Demokrasi memang bukan fasilitas yang paling ideal untuk mencapai tujuan bernegara, tetapi dewasa ini, hanya demokrasilah yang paling mungkin untuk menjamin kesetaraan hak dan kebebasan warganegara.

Sayangnya, setelah tumbangnya kekuasaan otoritarian orde baru dan kita sudah menapaki reformasi selama puluhan tahun, budaya politik kita masih belum mengalami perubahan secara radikal.

Dalam gelanggang politik praktis di Kampar, politik seringkali diasuh oleh hal-hal yang metafisik, yang gaib, yang absolut, yang pada intinya tidak bersentuhan langsung pada kebijakan publik secara rasional.

Kesolehan pribadi seringkali ditampilkan untuk memikat umat sebagai upaya calon untuk melakukan penegasan identitas keagamaan. Jika ini dilakukan, maka potensi pembelahan sosial semakin besar dan membuat arena politik kita mengesampingkan akal dan tawaran kebijakan yang lebih logis.

Sudah menjadi rahasia umum, Repol menyeret UAS, seorang penceramah populer ke arena politik praktis. Dalam beberapa agenda politik, UAS terlihat hadir bersama Repol.

Pertama, pada saat acara deklarasi Repol maju sebagai bakal calon Bupati di Kampar Kiri. Kedua, pada saat sebelum keberangkatan pendaftaran pasangan Repol-Ardo ke KPU Kampar.

UAS bukan pejabat negara. UAS juga tidak digaji dari uang negara. Benar. Tapi, ini soal kebijaksanaan. UAS adalah penceramah agama Islam, yang agama itu bukan hanya agamanya UAS, Repol, dan pendukung-pendukungnya saja.

Sangat tidak bijak apabila keberadaan UAS yang mengasuh umat dengan dalil-dalil agama Islam itu ikut terlibat dalam kerja-kerja politik yang kita tahu dalam konteks Pilkada Kampar—ada banyak calon, yang keseluruhannya juga adalah orang Islam yang juga pernah berdosa, bahkan juga ada Repol di antara pendosa-pendosa itu.

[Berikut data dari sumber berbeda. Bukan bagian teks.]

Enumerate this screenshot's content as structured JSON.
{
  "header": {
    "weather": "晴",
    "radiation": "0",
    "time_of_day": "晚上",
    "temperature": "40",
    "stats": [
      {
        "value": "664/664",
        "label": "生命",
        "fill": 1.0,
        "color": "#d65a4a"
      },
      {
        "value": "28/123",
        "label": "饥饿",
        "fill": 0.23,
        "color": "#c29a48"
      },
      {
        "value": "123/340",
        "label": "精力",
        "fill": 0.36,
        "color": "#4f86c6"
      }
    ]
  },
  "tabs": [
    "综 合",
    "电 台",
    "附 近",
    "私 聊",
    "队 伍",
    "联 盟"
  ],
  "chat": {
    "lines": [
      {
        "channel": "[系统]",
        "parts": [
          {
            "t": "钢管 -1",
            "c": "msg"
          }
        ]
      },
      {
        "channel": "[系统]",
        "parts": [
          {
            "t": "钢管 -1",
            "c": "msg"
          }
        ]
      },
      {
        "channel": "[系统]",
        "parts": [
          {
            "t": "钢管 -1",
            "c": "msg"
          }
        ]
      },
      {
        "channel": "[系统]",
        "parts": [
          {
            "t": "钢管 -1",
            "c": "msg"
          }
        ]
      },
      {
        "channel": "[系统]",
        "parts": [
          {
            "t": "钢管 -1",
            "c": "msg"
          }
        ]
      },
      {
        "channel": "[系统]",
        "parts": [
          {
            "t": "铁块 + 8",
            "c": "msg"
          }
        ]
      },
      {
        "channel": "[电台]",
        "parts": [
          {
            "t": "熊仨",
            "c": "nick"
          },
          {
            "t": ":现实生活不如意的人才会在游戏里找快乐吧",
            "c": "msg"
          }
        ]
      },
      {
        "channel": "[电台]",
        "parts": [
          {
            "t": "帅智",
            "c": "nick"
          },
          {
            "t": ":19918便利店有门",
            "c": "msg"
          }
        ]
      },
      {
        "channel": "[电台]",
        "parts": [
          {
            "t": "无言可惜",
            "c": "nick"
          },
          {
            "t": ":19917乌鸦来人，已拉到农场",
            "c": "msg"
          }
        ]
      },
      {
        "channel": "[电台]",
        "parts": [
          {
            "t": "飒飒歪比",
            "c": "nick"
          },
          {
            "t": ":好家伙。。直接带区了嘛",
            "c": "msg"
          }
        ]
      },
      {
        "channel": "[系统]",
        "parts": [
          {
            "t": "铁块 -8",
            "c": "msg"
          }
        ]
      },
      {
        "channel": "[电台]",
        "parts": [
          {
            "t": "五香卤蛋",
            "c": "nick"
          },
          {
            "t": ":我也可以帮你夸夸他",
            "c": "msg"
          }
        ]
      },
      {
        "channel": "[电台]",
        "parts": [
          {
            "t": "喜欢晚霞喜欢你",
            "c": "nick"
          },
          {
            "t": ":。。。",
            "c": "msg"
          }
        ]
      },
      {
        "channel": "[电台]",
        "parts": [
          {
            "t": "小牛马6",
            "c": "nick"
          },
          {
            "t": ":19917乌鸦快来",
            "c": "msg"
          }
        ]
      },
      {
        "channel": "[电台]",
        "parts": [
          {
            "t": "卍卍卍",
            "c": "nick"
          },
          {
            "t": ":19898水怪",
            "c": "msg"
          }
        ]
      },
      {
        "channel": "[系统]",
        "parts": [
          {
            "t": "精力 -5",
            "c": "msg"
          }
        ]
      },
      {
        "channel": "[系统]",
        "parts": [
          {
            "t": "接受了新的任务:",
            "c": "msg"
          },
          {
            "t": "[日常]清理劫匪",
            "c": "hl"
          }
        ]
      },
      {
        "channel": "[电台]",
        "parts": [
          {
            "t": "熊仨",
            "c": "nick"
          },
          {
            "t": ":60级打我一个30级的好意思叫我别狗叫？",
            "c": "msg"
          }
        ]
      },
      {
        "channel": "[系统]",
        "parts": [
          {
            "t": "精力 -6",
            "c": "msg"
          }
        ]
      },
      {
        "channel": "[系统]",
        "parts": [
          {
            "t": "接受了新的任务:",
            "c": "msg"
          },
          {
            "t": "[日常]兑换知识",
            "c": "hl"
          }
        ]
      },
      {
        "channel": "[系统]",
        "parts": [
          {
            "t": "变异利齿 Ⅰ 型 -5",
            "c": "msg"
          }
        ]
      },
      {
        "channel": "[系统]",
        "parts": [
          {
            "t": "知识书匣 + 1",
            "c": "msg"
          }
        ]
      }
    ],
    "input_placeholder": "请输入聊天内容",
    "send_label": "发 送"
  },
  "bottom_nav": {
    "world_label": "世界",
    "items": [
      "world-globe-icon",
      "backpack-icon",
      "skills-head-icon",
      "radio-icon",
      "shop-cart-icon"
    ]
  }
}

Jika Repol menganggap demokrasi itu penting, maka Repol juga harus berkomitmen terhadap politik yang rasional dan penuh toleransi. Seperti yang ditulis lebih lanjut oleh Rocky Gerung, bahwa Kebenaran dalam politik adalah apa-apa yang dapat disepakati dalam batas-batas bahasa manusia (Demokrasi dan Kekecewaan, 2009, hlm.27).

Sebab itulah politik di dalam sistem demokrasi harus diucapkan dan dipraktikkan ke dalam bahasa sosial yang lebih logis dan susbtantif, bukan oleh bahasa akhirat yang tak dapat dijangkau oleh perut si miskin seperti khotbah-khotbah politik yang tidak menguntungkan bagi dapur mereka secara langsung.

Gambaran politik di Kampar itu seperti salah satu bait dari lirik lagu Jason Ranti yang berjudul “Serpihan Lendir Kobra”: “Tempe diganti rima, tahu diganti kosa kata, garpu dan sendok berontak pada struktur dan bentuk. Tapi nasi tetaplah nasi, perut kosong mana mempan dikasih puisi.”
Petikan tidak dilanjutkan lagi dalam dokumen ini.